О чем молчат твои киты — страница 39 из 41

Я думал, что такое только в сказках бывает, но нет, все реально. Даже более чем. Ввели какой-то препарат, велели пить таблетки и каждые десять дней являться на обследования.

И вот я уже в белом халате, со мной рядом режиссер объясняет мою роль, я киваю головой, и встаю на нужную точку, и готовлюсь играть, и несколько десятков глаз неотрывно следят за мной, и звучит команда: «Мотор!», и оператор наводит на меня объектив камеры, и, безусловно, дубль оказывается провальным. За ним еще один, и третий, и четвертый. Режиссер бы рвал на себе волосы от злости, будь у него что рвать. Возможно, так он и полысел. Наконец, на пятый дубль я собираюсь и выдаю что-то более или менее годное. Все наблюдают за реакцией режиссера, тот дает отмашку, мол, пойдет, снято. Раздаются негромкие аплодисменты. И я блаженно улыбаюсь. Отлегло. Но это только одна сцена, а таких нужно десять.
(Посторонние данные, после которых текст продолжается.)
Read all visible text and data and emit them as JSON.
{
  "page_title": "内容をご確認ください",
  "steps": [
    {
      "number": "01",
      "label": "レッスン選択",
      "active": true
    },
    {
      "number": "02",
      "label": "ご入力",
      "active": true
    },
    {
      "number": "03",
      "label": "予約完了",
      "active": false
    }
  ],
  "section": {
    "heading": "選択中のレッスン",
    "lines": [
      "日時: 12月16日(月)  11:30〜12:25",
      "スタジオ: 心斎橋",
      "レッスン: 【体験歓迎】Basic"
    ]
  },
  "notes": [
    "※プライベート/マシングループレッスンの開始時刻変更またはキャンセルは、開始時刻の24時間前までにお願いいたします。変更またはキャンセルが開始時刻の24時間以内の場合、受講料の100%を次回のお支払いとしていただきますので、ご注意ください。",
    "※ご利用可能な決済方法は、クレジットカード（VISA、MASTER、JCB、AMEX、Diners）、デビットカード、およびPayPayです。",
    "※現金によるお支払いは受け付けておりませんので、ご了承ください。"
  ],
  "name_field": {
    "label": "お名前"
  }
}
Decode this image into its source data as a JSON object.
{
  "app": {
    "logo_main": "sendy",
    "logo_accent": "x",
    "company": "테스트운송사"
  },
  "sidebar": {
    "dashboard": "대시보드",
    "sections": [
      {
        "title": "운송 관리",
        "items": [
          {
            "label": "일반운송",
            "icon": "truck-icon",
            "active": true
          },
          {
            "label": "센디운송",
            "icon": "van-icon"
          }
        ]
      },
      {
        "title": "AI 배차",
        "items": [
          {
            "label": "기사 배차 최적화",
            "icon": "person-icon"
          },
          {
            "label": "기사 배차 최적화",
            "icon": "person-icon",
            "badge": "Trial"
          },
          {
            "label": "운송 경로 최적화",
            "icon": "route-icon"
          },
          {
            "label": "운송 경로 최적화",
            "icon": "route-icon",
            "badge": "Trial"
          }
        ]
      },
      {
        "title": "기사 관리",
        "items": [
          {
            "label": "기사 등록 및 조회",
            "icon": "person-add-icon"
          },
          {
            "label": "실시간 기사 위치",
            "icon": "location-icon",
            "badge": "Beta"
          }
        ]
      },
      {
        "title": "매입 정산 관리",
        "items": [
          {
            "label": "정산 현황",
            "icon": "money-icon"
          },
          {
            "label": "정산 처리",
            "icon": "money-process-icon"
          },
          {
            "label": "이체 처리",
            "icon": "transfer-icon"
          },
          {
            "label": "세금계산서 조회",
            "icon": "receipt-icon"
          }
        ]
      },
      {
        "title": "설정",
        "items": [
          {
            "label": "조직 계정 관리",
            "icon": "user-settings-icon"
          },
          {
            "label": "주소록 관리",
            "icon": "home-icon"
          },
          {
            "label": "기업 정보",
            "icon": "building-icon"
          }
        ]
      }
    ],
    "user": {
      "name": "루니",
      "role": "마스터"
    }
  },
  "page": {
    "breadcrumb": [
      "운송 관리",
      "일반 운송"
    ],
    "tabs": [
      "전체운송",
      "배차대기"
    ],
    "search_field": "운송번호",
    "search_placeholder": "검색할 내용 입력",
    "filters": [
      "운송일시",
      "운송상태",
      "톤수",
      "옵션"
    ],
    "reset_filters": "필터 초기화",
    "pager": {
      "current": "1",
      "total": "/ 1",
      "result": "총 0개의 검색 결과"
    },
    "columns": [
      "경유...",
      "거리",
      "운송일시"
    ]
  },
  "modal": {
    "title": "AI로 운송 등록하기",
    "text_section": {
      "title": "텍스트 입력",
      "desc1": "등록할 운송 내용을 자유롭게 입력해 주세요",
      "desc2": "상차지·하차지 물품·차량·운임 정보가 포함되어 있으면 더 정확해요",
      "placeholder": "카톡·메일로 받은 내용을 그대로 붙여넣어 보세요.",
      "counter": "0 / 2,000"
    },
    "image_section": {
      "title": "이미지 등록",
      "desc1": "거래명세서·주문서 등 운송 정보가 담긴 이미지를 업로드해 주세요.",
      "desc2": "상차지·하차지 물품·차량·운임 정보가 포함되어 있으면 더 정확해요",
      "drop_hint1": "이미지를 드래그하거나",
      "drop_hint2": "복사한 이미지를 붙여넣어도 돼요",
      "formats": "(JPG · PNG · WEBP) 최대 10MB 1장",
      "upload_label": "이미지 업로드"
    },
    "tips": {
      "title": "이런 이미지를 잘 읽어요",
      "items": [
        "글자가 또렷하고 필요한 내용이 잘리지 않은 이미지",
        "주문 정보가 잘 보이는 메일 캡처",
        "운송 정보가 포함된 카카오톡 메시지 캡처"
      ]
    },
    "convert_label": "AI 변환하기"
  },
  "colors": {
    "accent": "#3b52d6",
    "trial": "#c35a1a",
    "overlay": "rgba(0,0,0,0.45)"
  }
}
Три смены примерно так и прошли. Меньше четырех дублей не снимали. Мой рекорд – тринадцать. Вот тогда я понял, что реальное ничтожество и как сложно быть киноактером. Вот так смотришь на экран, думаешь: «Да ничего особенного, так, как играют наши звезды, может любой». Ага, щас. Я потерял больше двух килограммов. Хотя уже особо терять-то было нечего.

Мечта, конечно, осуществилась. Но, во-первых, не факт, что увижу себя на большом экране, во-вторых, ну на фиг, лучше смотреть кино и верить, что это просто и получится у любого, чем проверить на своей шкуре.

Короче говоря, путь к славе, как ни крути, тернистый.

Лекарство не очень помогало, по крайней мере, в начале. Хотя боли поутихли да и кровяных выделений стало меньше, но незначительно. А нам же нужно все и сразу. Когда долгое время чувствуешь себя так, словно на тебя посадили тяжеленный, загруженный под завязку самосвал, то если его слегка или даже наполовину разгрузить, ты все равно будешь чувствовать на себе самосвал. И никуда от этого не деться. Врачи уверяли, что есть положительная динамика, и это должно было обнадеживать, но я исходил из собственных ощущений, а они твердили об обратном.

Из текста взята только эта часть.